Change the world

20/04/2016

This article appeared in The Herald, La Femme of 20 April 2016. 

A FISTFUL of Bay fashion design students will have their designs shown to an international audience this week when the winner of the second Mohair University Design (Mud) competition is announced on Friday night in China.

Mohair garments designed by the five third-year NMMU fashion design students will compete to get a ramp stamp of approval against ranges submitted by students from the Elizabeth Galloway University in Stellenbosch, Nottingham Trend University in the UK, Donghua Fashion School in Shanghai and two Japanese institutions: Mode Gakuen University in Nagoya and Tokyo's Bunka Fashion College. 

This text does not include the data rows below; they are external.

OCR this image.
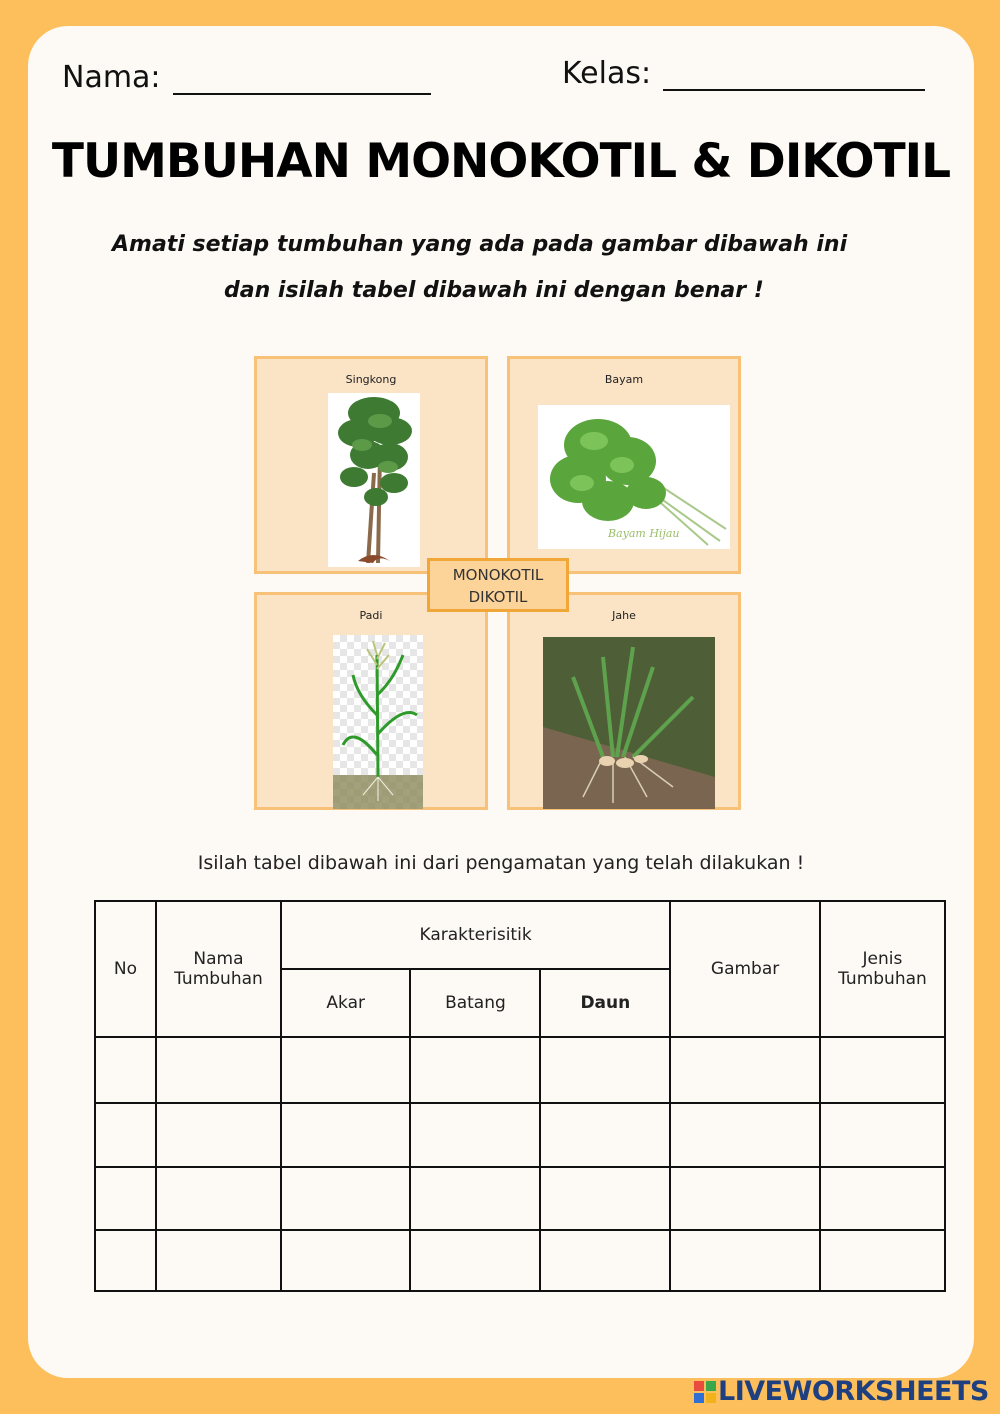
Nama:	Kelas:
TUMBUHAN MONOKOTIL & DIKOTIL
Amati setiap tumbuhan yang ada pada gambar dibawah ini
dan isilah tabel dibawah ini dengan benar !
Singkong	Bayam
Bayam Hijau
Padi	Jahe
MONOKOTIL
DIKOTIL
Isilah tabel dibawah ini dari pengamatan yang telah dilakukan !
No	Nama Tumbuhan	Karakterisitik			Gambar	Jenis Tumbuhan
		Akar	Batang	Daun		

LIVEWORKSHEETS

The students - Heather Mirams, Duane van Heerden, Vuvu Dlwati, Natalie Combley and Jessie Crighton – each created a male and female ensemble using mohair for the annual student Collective exhibition and these are the garments on show in China.

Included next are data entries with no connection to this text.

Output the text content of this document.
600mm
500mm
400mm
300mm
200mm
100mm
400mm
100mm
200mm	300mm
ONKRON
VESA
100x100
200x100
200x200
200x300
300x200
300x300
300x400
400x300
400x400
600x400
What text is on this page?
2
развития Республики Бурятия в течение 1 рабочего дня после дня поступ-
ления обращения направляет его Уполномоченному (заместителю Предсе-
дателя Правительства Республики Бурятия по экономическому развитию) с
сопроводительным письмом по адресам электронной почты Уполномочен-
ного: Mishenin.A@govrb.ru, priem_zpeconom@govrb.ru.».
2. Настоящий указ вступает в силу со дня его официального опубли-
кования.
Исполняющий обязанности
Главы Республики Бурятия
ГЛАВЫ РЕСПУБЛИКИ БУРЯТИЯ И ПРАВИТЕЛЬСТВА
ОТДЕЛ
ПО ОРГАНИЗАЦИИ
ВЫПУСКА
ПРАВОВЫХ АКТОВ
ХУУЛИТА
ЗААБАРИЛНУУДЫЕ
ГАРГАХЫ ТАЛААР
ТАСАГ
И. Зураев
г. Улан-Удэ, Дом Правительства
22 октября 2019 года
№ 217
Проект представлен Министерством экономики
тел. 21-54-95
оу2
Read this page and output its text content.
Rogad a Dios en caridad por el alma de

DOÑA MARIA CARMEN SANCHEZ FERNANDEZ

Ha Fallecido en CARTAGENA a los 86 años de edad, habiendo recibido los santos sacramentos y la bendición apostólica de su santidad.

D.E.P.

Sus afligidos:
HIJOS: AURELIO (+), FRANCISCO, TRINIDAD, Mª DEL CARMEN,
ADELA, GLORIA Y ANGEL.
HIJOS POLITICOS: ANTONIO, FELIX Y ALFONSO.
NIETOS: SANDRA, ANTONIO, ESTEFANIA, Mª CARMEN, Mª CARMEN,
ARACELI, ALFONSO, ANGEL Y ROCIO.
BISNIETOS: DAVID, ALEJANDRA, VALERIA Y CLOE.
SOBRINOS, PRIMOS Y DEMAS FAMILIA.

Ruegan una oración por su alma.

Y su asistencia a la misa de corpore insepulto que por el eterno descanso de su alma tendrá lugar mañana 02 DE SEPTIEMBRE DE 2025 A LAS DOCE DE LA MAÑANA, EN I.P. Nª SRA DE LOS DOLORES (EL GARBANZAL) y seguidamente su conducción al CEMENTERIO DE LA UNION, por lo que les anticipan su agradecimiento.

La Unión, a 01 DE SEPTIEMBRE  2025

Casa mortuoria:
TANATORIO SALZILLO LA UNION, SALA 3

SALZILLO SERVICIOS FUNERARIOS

This is the second year of the Mohair South Africa (MSA) Mud Competition, which MSA sees as a way to drive future growth within universities across the globe – and the design competition is about to go up a notch.

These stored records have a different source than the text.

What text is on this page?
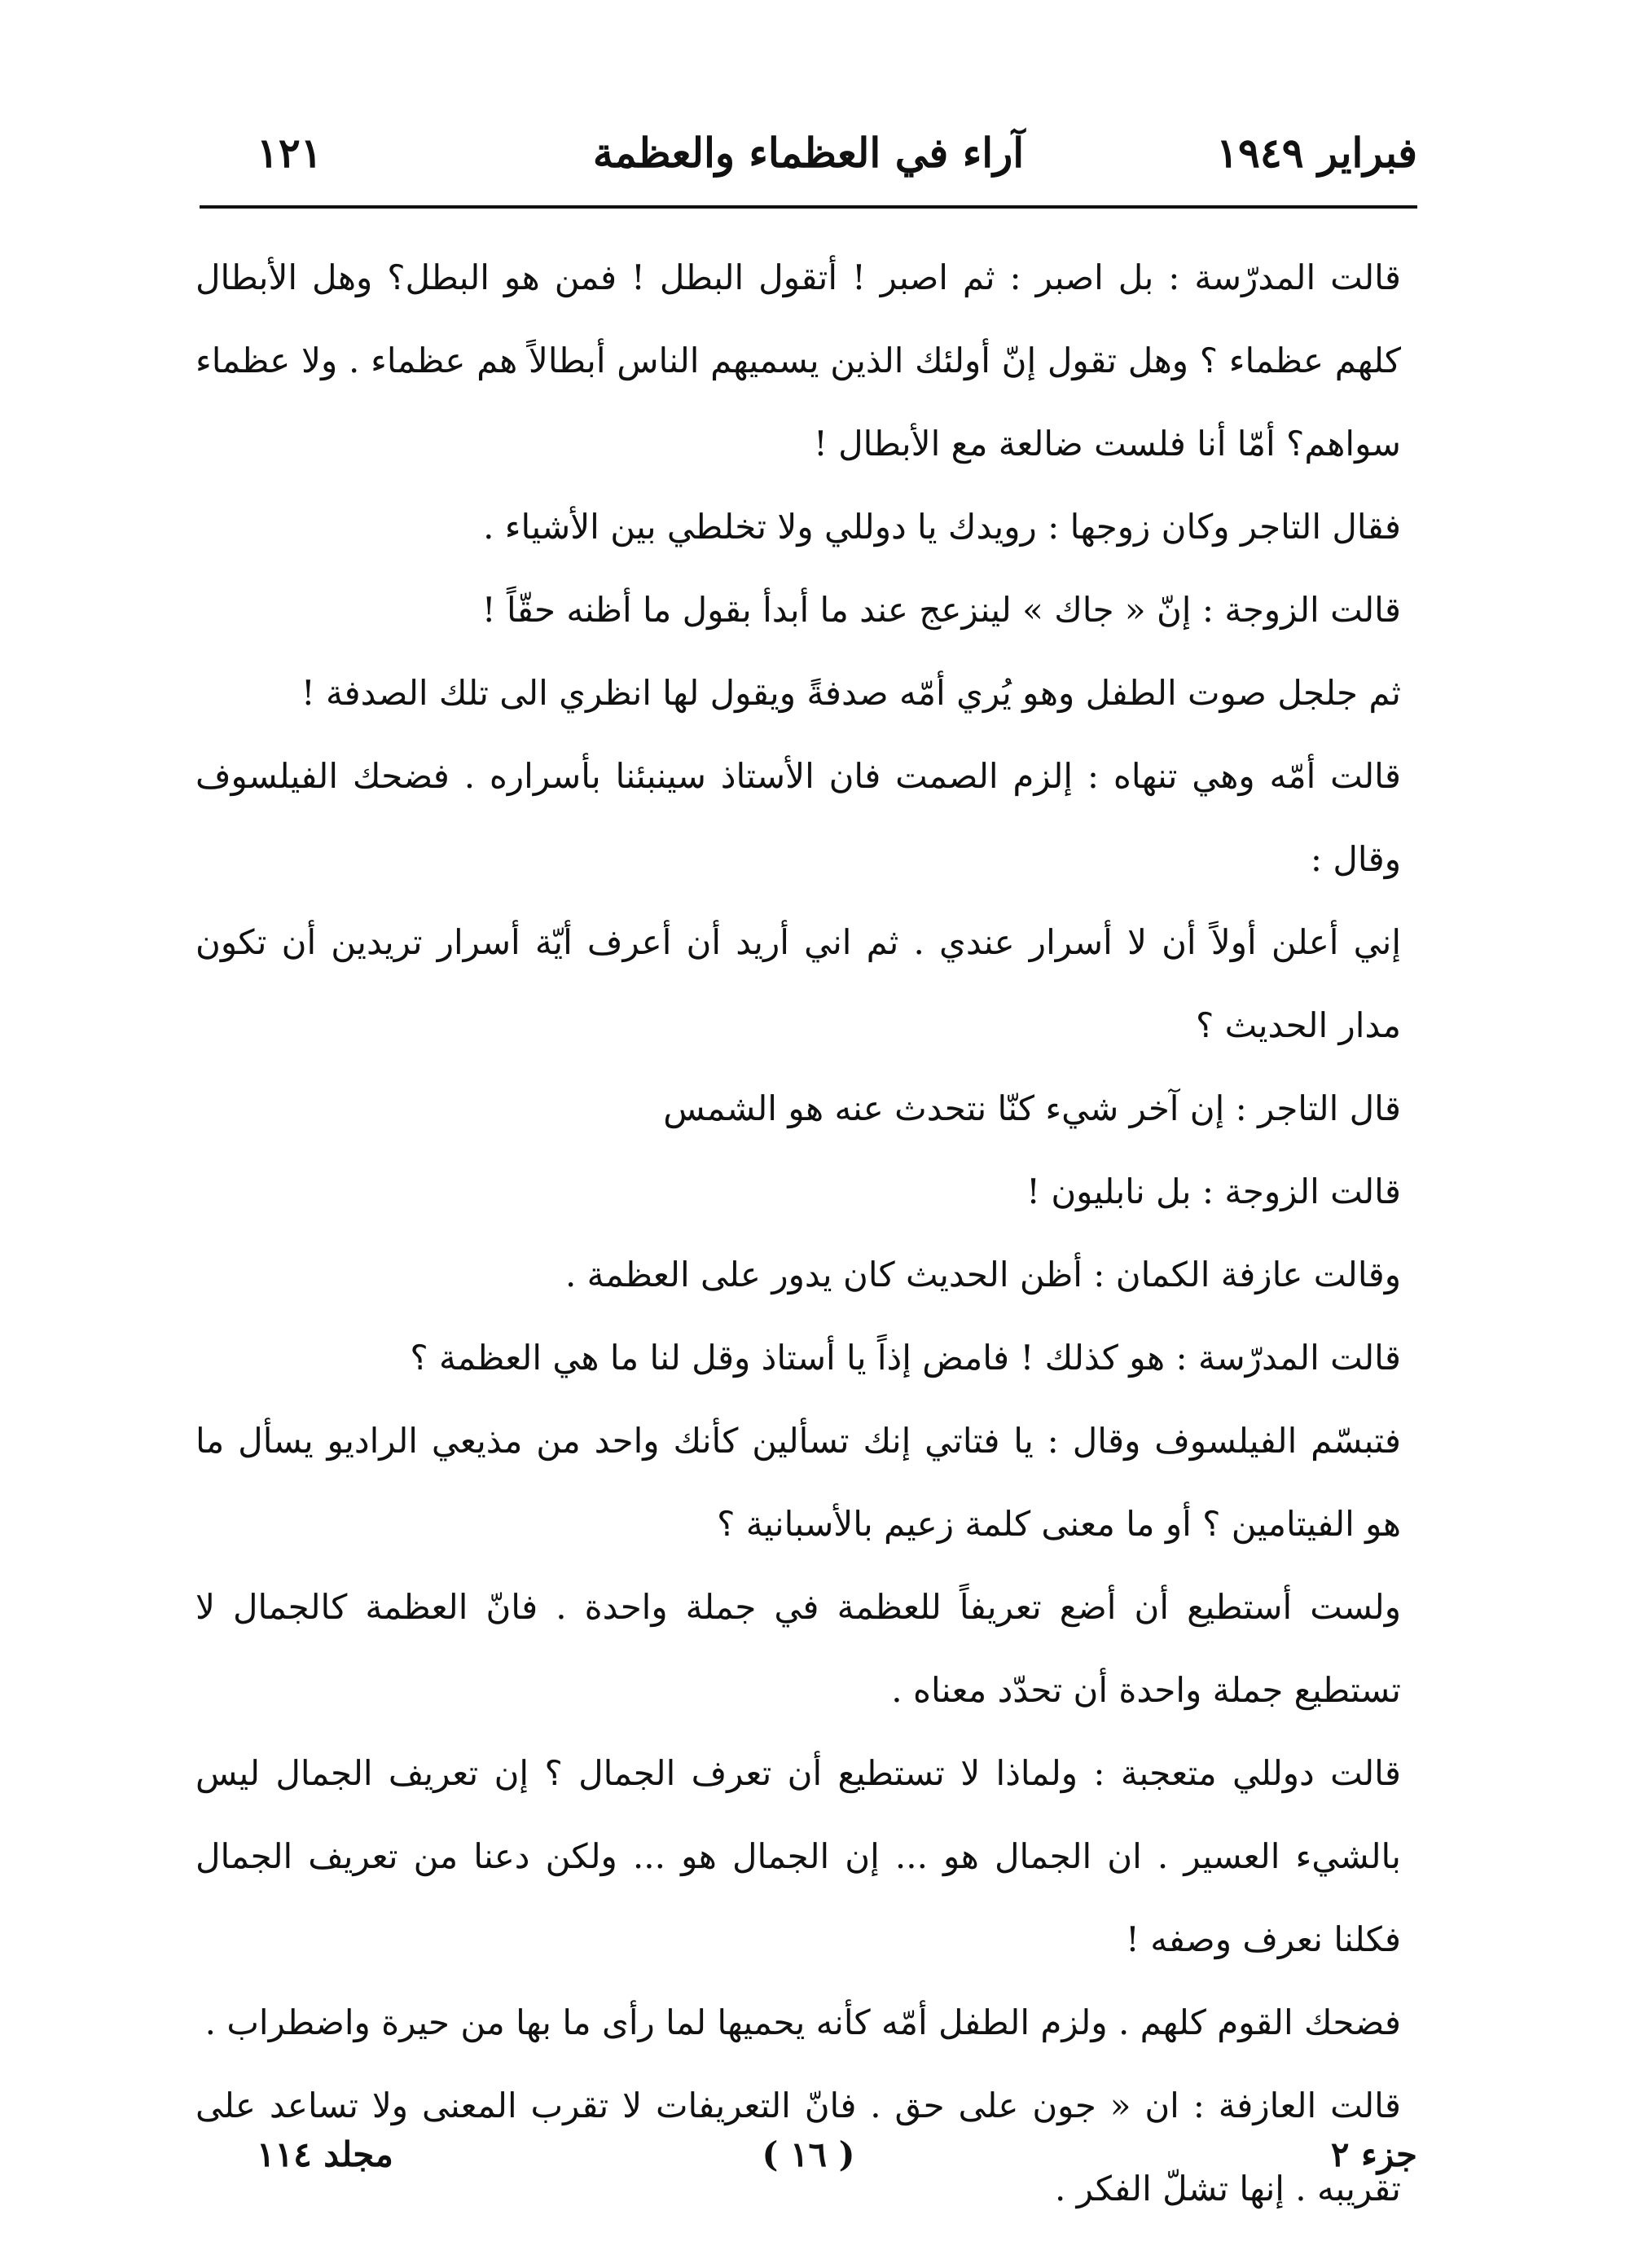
فبراير ١٩٤٩
آراء في العظماء والعظمة
١٢١

قالت المدرّسة : بل اصبر : ثم اصبر ! أتقول البطل ! فمن هو البطل؟ وهل الأبطال كلهم عظماء ؟ وهل تقول إنّ أولئك الذين يسميهم الناس أبطالاً هم عظماء . ولا عظماء سواهم؟ أمّا أنا فلست ضالعة مع الأبطال !

فقال التاجر وكان زوجها : رويدك يا دوللي ولا تخلطي بين الأشياء .

قالت الزوجة : إنّ « جاك » لينزعج عند ما أبدأ بقول ما أظنه حقّاً !

ثم جلجل صوت الطفل وهو يُري أمّه صدفةً ويقول لها انظري الى تلك الصدفة !

قالت أمّه وهي تنهاه : إلزم الصمت فان الأستاذ سينبئنا بأسراره . فضحك الفيلسوف وقال :

إني أعلن أولاً أن لا أسرار عندي . ثم اني أريد أن أعرف أيّة أسرار تريدين أن تكون مدار الحديث ؟

قال التاجر : إن آخر شيء كنّا نتحدث عنه هو الشمس

قالت الزوجة : بل نابليون !

وقالت عازفة الكمان : أظن الحديث كان يدور على العظمة .

قالت المدرّسة : هو كذلك ! فامض إذاً يا أستاذ وقل لنا ما هي العظمة ؟

فتبسّم الفيلسوف وقال : يا فتاتي إنك تسألين كأنك واحد من مذيعي الراديو يسأل ما هو الفيتامين ؟ أو ما معنى كلمة زعيم بالأسبانية ؟

ولست أستطيع أن أضع تعريفاً للعظمة في جملة واحدة . فانّ العظمة كالجمال لا تستطيع جملة واحدة أن تحدّد معناه .

قالت دوللي متعجبة : ولماذا لا تستطيع أن تعرف الجمال ؟ إن تعريف الجمال ليس بالشيء العسير . ان الجمال هو ... إن الجمال هو ... ولكن دعنا من تعريف الجمال فكلنا نعرف وصفه !

فضحك القوم كلهم . ولزم الطفل أمّه كأنه يحميها لما رأى ما بها من حيرة واضطراب .

قالت العازفة : ان « جون على حق . فانّ التعريفات لا تقرب المعنى ولا تساعد على تقريبه . إنها تشلّ الفكر .

جزء ٢
( ١٦ )
مجلد ١١٤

Future designers have been battling it out for first place since the launch last year and the winner will be announced on Friday at the Donghua Fashion Show in Shanghai.

MSA gave each university funds so each participant could buy mohair yarns or fabric and materials to create garments in the categories: knitwear and worsted, semi-worsted, and other.

With 10 of the best designs chosen, only selected garments will be showcased at the annual show in Shanghai, and MSA also has sponsored one representative from each university to attend the event.

“The raw talent that we have seen throughout this competition is impressive,” said MSA managing director Deon Saayman before leaving for China yesterday. “We are so glad to stand behind young students who are so passionate and creative. It’s also great to witness mohair being put to the test; a true testimony for this durable, loved natural fibre of the world.”

Lecturer Harm Grobbelaar, said his students had created an extremely diverse collection of garments, with inspirations ranging from “the obscene to prehistoric, and from township to African-inspired”.